SAVOUILLAN Charles

Par Michel Gorand, Frank Georgi

Né le 20 août 1920 à Lyon (Rhône), mort le 13 janvier 2005 à Chambéry (Savoie) ; ajusteur ; secrétaire du syndicat chrétien de la métallurgie (CFTC) de Chambéry (1942-1943) ; résistant ; secrétaire général du CDL de la Savoie ; secrétaire général de la Fédération CFTC de la métallurgie (1944-1951) ; membre du bureau confédéral de la CFTC (1948-1951) ; cofondateur du groupe « Reconstruction ».

Charles Savouillan
Charles Savouillan

Charles Savouillan, fils de Xavier Clovis Savouillan, cheminot au PLM, et de Marie Louise Domenget, passé par le scoutisme, aurait adhéré à la CFTC dès 1936. Titulaire d’un CAP de serrurerie, puis de dessinateur industriel, il fut embauché comme ajusteur dans une usine d’aluminium de Chambéry en 1939 et intégra alors le syndicat chrétien de la métallurgie de Chambéry (CFTC), où il fut collecteur, puis secrétaire de la section de son entreprise. À son retour des Chantiers de la jeunesse, il retrouva son emploi à Chambéry et rencontra Lucien Rose*, secrétaire de l’Union départementale, qui, séduit par son dynamisme, l’encouragea à devenir délégué du personnel, puis secrétaire du syndicat de la métallurgie en 1942. En avril 1943, il était trésorier de l’union locale des syndicats chrétiens de Chambéry. Il anima dans son usine de la métallurgie à Chambéry, la grève de 1943 contre le STO, puis, en octobre il fut chargé par Lucien Rose, devenu l’un des dirigeants régionaux de la Résistance, d’organiser l’action ouvrière clandestine en Savoie. Le 19 octobre 1943, les UD ex-CFTC et ex-CGT de Savoie signèrent un accord pour la création d’un « comité d’unité d’action » chargé de la défense et de la formation des travailleurs dans le cadre départemental : Charles Savouillan, Lucien Rose et Albert Fontaine en furent les signataires pour la CFTC. Le jeune Savouillan (qui prit pour pseudonyme « Guerrier ») sillonnait le département à bicyclette, tissant patiemment ses réseaux, nouant des relations avec des militants syndicalistes, chrétiens, socialistes, communistes. Repéré, il passa en 1944 en Haute-Savoie, où il poursuivit son travail d’organisation.
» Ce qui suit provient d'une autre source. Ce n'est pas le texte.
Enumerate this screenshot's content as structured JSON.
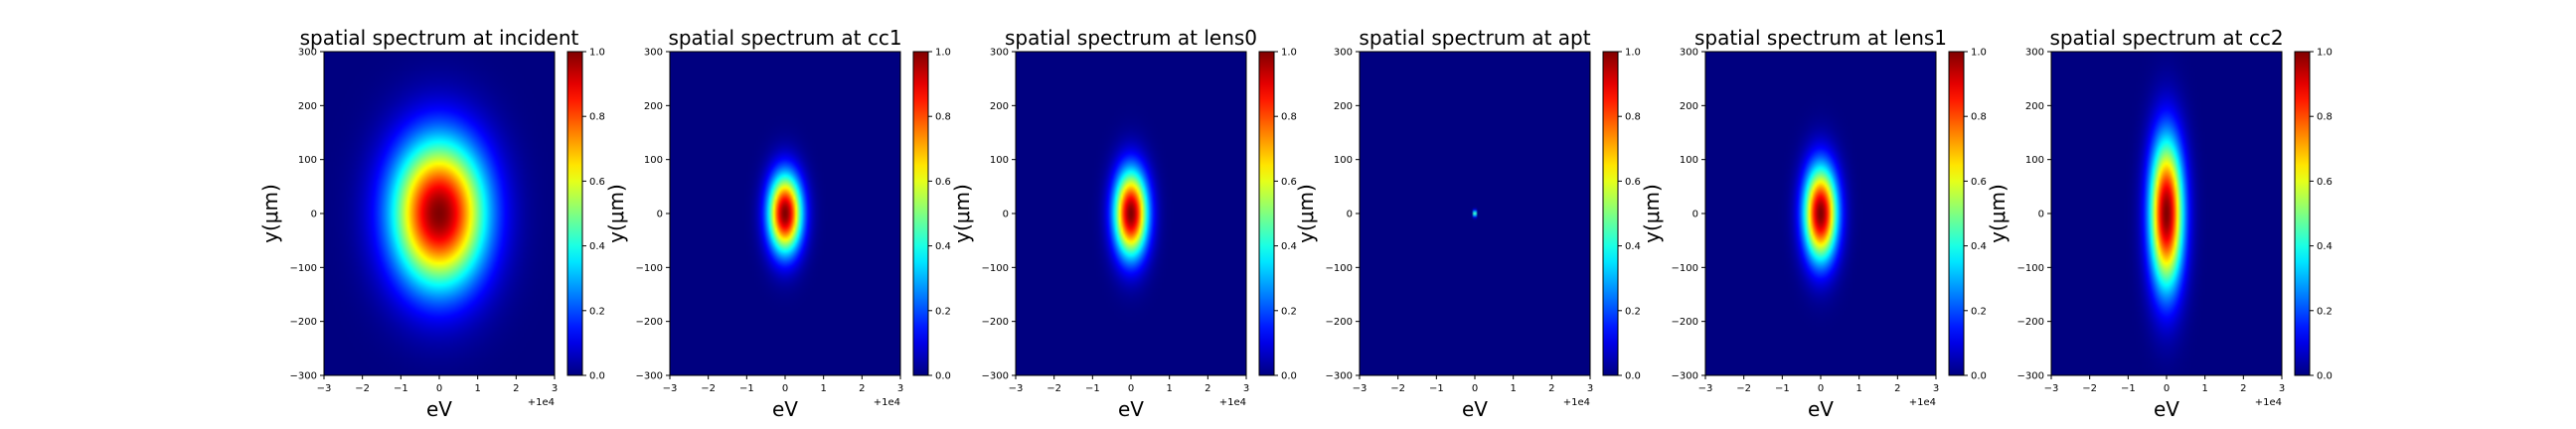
{
  "figure": {
    "background": "#ffffff"
  },
  "colormap": "jet",
  "chart_data": [
    {
      "type": "heatmap",
      "title": "spatial spectrum at incident",
      "xlabel": "eV",
      "ylabel": "y(μm)",
      "x_offset_label": "+1e4",
      "xlim": [
        -3,
        3
      ],
      "ylim": [
        -300,
        300
      ],
      "xticks": [
        "−3",
        "−2",
        "−1",
        "0",
        "1",
        "2",
        "3"
      ],
      "yticks": [
        "300",
        "200",
        "100",
        "0",
        "−100",
        "−200",
        "−300"
      ],
      "colorbar": {
        "range": [
          0,
          1
        ],
        "ticks": [
          "1.0",
          "0.8",
          "0.6",
          "0.4",
          "0.2",
          "0.0"
        ]
      },
      "peak": {
        "x": 0,
        "y": 0,
        "value": 1.0
      },
      "sigma_x": 0.85,
      "sigma_y": 95
    },
    {
      "type": "heatmap",
      "title": "spatial spectrum at cc1",
      "xlabel": "eV",
      "ylabel": "y(μm)",
      "x_offset_label": "+1e4",
      "xlim": [
        -3,
        3
      ],
      "ylim": [
        -300,
        300
      ],
      "xticks": [
        "−3",
        "−2",
        "−1",
        "0",
        "1",
        "2",
        "3"
      ],
      "yticks": [
        "300",
        "200",
        "100",
        "0",
        "−100",
        "−200",
        "−300"
      ],
      "colorbar": {
        "range": [
          0,
          1
        ],
        "ticks": [
          "1.0",
          "0.8",
          "0.6",
          "0.4",
          "0.2",
          "0.0"
        ]
      },
      "peak": {
        "x": 0,
        "y": 0,
        "value": 1.0
      },
      "sigma_x": 0.3,
      "sigma_y": 50
    },
    {
      "type": "heatmap",
      "title": "spatial spectrum at lens0",
      "xlabel": "eV",
      "ylabel": "y(μm)",
      "x_offset_label": "+1e4",
      "xlim": [
        -3,
        3
      ],
      "ylim": [
        -300,
        300
      ],
      "xticks": [
        "−3",
        "−2",
        "−1",
        "0",
        "1",
        "2",
        "3"
      ],
      "yticks": [
        "300",
        "200",
        "100",
        "0",
        "−100",
        "−200",
        "−300"
      ],
      "colorbar": {
        "range": [
          0,
          1
        ],
        "ticks": [
          "1.0",
          "0.8",
          "0.6",
          "0.4",
          "0.2",
          "0.0"
        ]
      },
      "peak": {
        "x": 0,
        "y": 0,
        "value": 1.0
      },
      "sigma_x": 0.3,
      "sigma_y": 55
    },
    {
      "type": "heatmap",
      "title": "spatial spectrum at apt",
      "xlabel": "eV",
      "ylabel": "y(μm)",
      "x_offset_label": "+1e4",
      "xlim": [
        -3,
        3
      ],
      "ylim": [
        -300,
        300
      ],
      "xticks": [
        "−3",
        "−2",
        "−1",
        "0",
        "1",
        "2",
        "3"
      ],
      "yticks": [
        "300",
        "200",
        "100",
        "0",
        "−100",
        "−200",
        "−300"
      ],
      "colorbar": {
        "range": [
          0,
          1
        ],
        "ticks": [
          "1.0",
          "0.8",
          "0.6",
          "0.4",
          "0.2",
          "0.0"
        ]
      },
      "peak": {
        "x": 0,
        "y": 0,
        "value": 1.0
      },
      "sigma_x": 0.02,
      "sigma_y": 4
    },
    {
      "type": "heatmap",
      "title": "spatial spectrum at lens1",
      "xlabel": "eV",
      "ylabel": "y(μm)",
      "x_offset_label": "+1e4",
      "xlim": [
        -3,
        3
      ],
      "ylim": [
        -300,
        300
      ],
      "xticks": [
        "−3",
        "−2",
        "−1",
        "0",
        "1",
        "2",
        "3"
      ],
      "yticks": [
        "300",
        "200",
        "100",
        "0",
        "−100",
        "−200",
        "−300"
      ],
      "colorbar": {
        "range": [
          0,
          1
        ],
        "ticks": [
          "1.0",
          "0.8",
          "0.6",
          "0.4",
          "0.2",
          "0.0"
        ]
      },
      "peak": {
        "x": 0,
        "y": 0,
        "value": 1.0
      },
      "sigma_x": 0.3,
      "sigma_y": 60
    },
    {
      "type": "heatmap",
      "title": "spatial spectrum at cc2",
      "xlabel": "eV",
      "ylabel": "y(μm)",
      "x_offset_label": "+1e4",
      "xlim": [
        -3,
        3
      ],
      "ylim": [
        -300,
        300
      ],
      "xticks": [
        "−3",
        "−2",
        "−1",
        "0",
        "1",
        "2",
        "3"
      ],
      "yticks": [
        "300",
        "200",
        "100",
        "0",
        "−100",
        "−200",
        "−300"
      ],
      "colorbar": {
        "range": [
          0,
          1
        ],
        "ticks": [
          "1.0",
          "0.8",
          "0.6",
          "0.4",
          "0.2",
          "0.0"
        ]
      },
      "peak": {
        "x": 0,
        "y": 0,
        "value": 1.0
      },
      "sigma_x": 0.3,
      "sigma_y": 95
    }
  ]
}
Il fut l’un des représentants de la CFTC au Comité départemental de libération (CDL) de la Savoie. Dans ce département, les milices patriotiques furent créées sous la responsabilité du CDL en juin 1944 avec un noyau permanent chargé de l’organisation de ces milices composé de « Horace » (Ferdinand Granet pour la CGT) et de « Guerrier » (Charles Savouillan pour la CFTC) et ce sont les syndicats dans les entreprises qui en ont fourni la base. Elles furent un élément actif dans le déclenchement de la grève générale à la Libération. Charles Savouillan et Lucien Rose prirent possession de la préfecture le 23 août 1944, où ils réunirent dans la journée le Comité départemental de libération de la Savoie. Le premier en prit la présidence, le second assumant auprès de lui les fonctions de secrétaire général.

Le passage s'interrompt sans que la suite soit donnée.